Why Caesarean Section Rates Are Rising in the US

This past week illuminated yet another instance of the health care system’s unsavory influence on women’s health decisions: on Tuesday, the National Center for Health Statistics released a report detailing the inappropriate increase in Caesarean sections over the past decade, due in no small part to hospital policy. The New York Times has reported that medical corporations’ fear of malpractice suits has encouraged these lengthy – and expensive – procedures, despite evidence that suggests that Caesarean sections often favor the baby’s health at the expense of its mother’s. The increase has affected all racial and ethnic groups, in all ages of mothers, in every state.

The latest report from the National Center for Health Statistics (http://www.cdc.gov/nchs/data/databriefs/db35.pdf) found that in 2007 (the most recent year data is available), 32% of babies were delivered via Caesarean section. That statistic is a high-water mark for surgical deliveries in the United States, and makes C-sections the most common surgical procedure performed in American hospitals. The report found that the highest rates of Caesarean births occurred in New Jersey and Florida, and the lowest in Utah and Alaska.

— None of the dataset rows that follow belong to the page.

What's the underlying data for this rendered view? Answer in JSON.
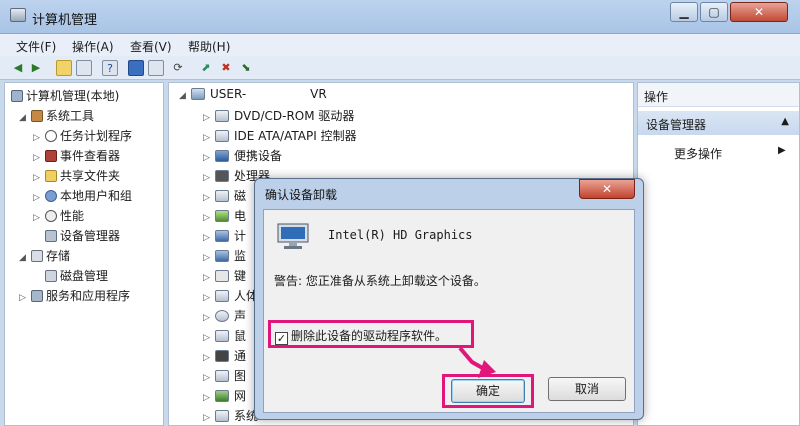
{
  "window": {
    "title": "计算机管理"
  },
  "window_controls": {
    "minimize": "▁",
    "maximize": "▢",
    "close": "✕"
  },
  "menu": [
    "文件(F)",
    "操作(A)",
    "查看(V)",
    "帮助(H)"
  ],
  "toolbar_icons": [
    "back-icon",
    "forward-icon",
    "folder-icon",
    "view-icon",
    "help-icon",
    "properties-icon",
    "scan-icon",
    "update-driver-icon",
    "disable-icon",
    "uninstall-icon"
  ],
  "tree": {
    "root": "计算机管理(本地)",
    "system_tools": "系统工具",
    "task_scheduler": "任务计划程序",
    "event_viewer": "事件查看器",
    "shared_folders": "共享文件夹",
    "local_users": "本地用户和组",
    "performance": "性能",
    "device_manager": "设备管理器",
    "storage": "存储",
    "disk_management": "磁盘管理",
    "services": "服务和应用程序"
  },
  "devices": {
    "computer": "USER-",
    "computer_suffix": "VR",
    "items": [
      "DVD/CD-ROM 驱动器",
      "IDE ATA/ATAPI 控制器",
      "便携设备",
      "处理器",
      "磁",
      "电",
      "计",
      "监",
      "键",
      "人体",
      "声",
      "鼠",
      "通",
      "图",
      "网",
      "系统"
    ]
  },
  "actions": {
    "header": "操作",
    "section": "设备管理器",
    "more": "更多操作"
  },
  "dialog": {
    "title": "确认设备卸载",
    "device": "Intel(R) HD Graphics",
    "warning": "警告: 您正准备从系统上卸载这个设备。",
    "checkbox_label": "删除此设备的驱动程序软件。",
    "checkbox_checked": true,
    "ok": "确定",
    "cancel": "取消"
  },
  "colors": {
    "highlight": "#e2157a",
    "chrome": "#bcd3ee"
  }
}
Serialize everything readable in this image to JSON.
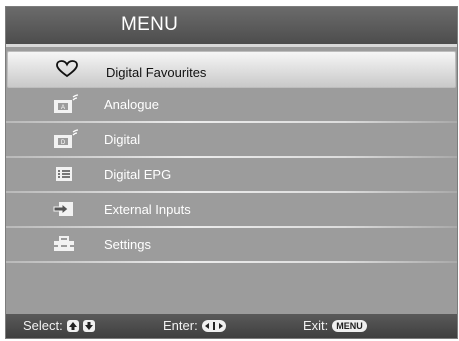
{
  "header": {
    "title": "MENU"
  },
  "menu": {
    "items": [
      {
        "label": "Digital Favourites",
        "icon": "heart-icon",
        "selected": true
      },
      {
        "label": "Analogue",
        "icon": "analogue-tv-icon"
      },
      {
        "label": "Digital",
        "icon": "digital-tv-icon"
      },
      {
        "label": "Digital EPG",
        "icon": "epg-list-icon"
      },
      {
        "label": "External Inputs",
        "icon": "input-arrow-icon"
      },
      {
        "label": "Settings",
        "icon": "toolbox-icon"
      }
    ]
  },
  "footer": {
    "select_label": "Select:",
    "enter_label": "Enter:",
    "exit_label": "Exit:",
    "exit_key": "MENU"
  }
}
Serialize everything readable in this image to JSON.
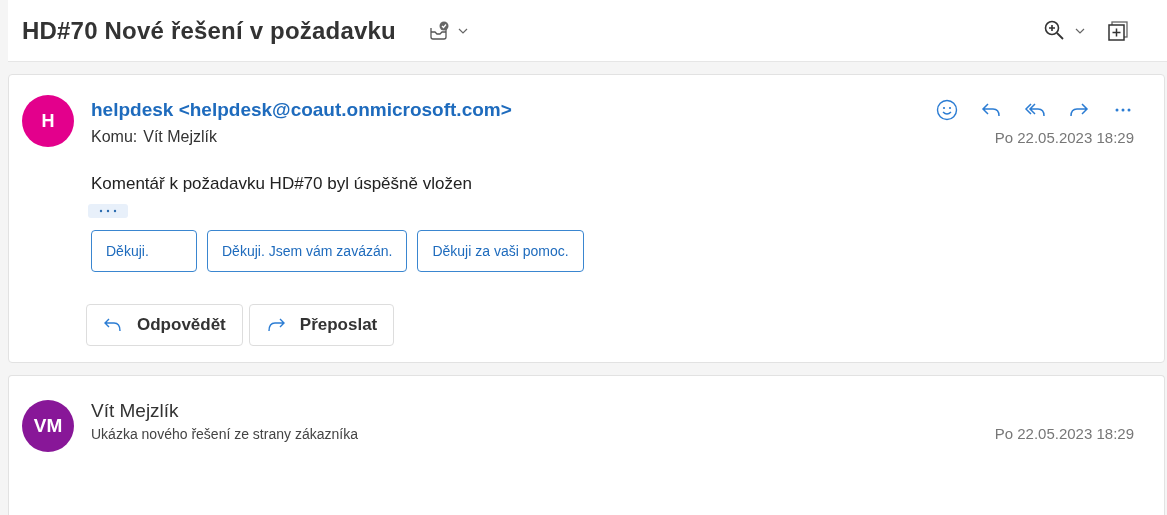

We often consider surgical births to be less painful or dangerous than vaginal births, and in many cases C-sections do indeed save mothers and babies alike. But according to the World Health Organization, about half of the C-sections currently performed in the United States are inappropriate. The organization has estimated that surgery is proper in only about 15% of deliveries.

The spike in C-sections has been spurred in no small part by the fear that the uteruses of mothers who have already undergone a Caesarean will rupture under the pressure of a vaginal birth, particularly around the seam of the incision. Fewer than 10% of mothers who have previously had a C-section deliver vaginally, and their surgeries account for 40% of the total of C-sections in the United States. Some hospitals even mandate C-sections for such women. Yet a panel convened by the National Institutes of Health found earlier this month that such barriers were unjustified by medical concerns, and suggested that hospitals publish their rates of vaginal births so that women would know the institution’s policy on mandated C-sections. Women could then weigh the risk of a ruptured uterus against an increased likelihood of complications.

Some blame the unprecedented popularity of surgery on the increasing median age of pregnancy, or on the likelihood of a mother having already undergone a Caesarean. Surprisingly, however, the largest proportional increase in surgical births has been found in mothers under the age of 25. C-sections can subject these younger women to a litany of future problems, including ruptures during future pregnancies and an increased risk of abnormalities in the placenta, which leads to hemorrhaging and potential hysterectomy. Complications occur more frequently during surgery than during vaginal births, and women who undergo surgery during delivery are more likely to remain in the hospital with such complications. In problem cases, C-sections may make it difficult or impossible for women to choose to have large families.

Why, then, do doctors choose to operate twice as often as they should? Cynics will notice that C-sections generally cost twice as much as vaginal births. The World Health Organization has been quick point out that the profitability of C-sections may be the cause of the ridiculously high rate of surgical birth in China, where half of mothers undergo surgery. The same logic may apply here in the States.

The increase might also be attributed to a fear of malpractice lawsuits; the scientific journal Obstetrics and Gynecology published a study last month that found that 29% of its polled members reported performing more C-sections to avoid being sued when a vaginal birth went wrong. 8% of OB/GYNs had chosen to stop delivering babies, and a third of that portion said they had done so because of liability issues.

In other cases, inductions are at fault – mothers induced into labor (i.e. given drugs that prematurely begin the process of labor) are more likely to have C-sections. Obstetricians have reported the advent of “social inductions,” when mothers effectively chose their date of labor for reasons unrelated to their health. This poses a whole new set of issues; women may feel pressure to subject themselves to unnecessary risk in order to deliver on weekends or in the presence of family.

In the debate over the effect that politics and insurers have on women’s access to abortion, we might also cast a critical eye on institutional impacts on women’s health decisions at large. In the case of Caesareans, both a reform in policy and a raise in awareness are in order. Women may not realize the more questionable aspects of this surgical procedure, which is currently performed at twice the recommended rate – and which is growing more popular still.

Annie Atura is a junior in Yale College. She is a staff writer for Broad Recognition.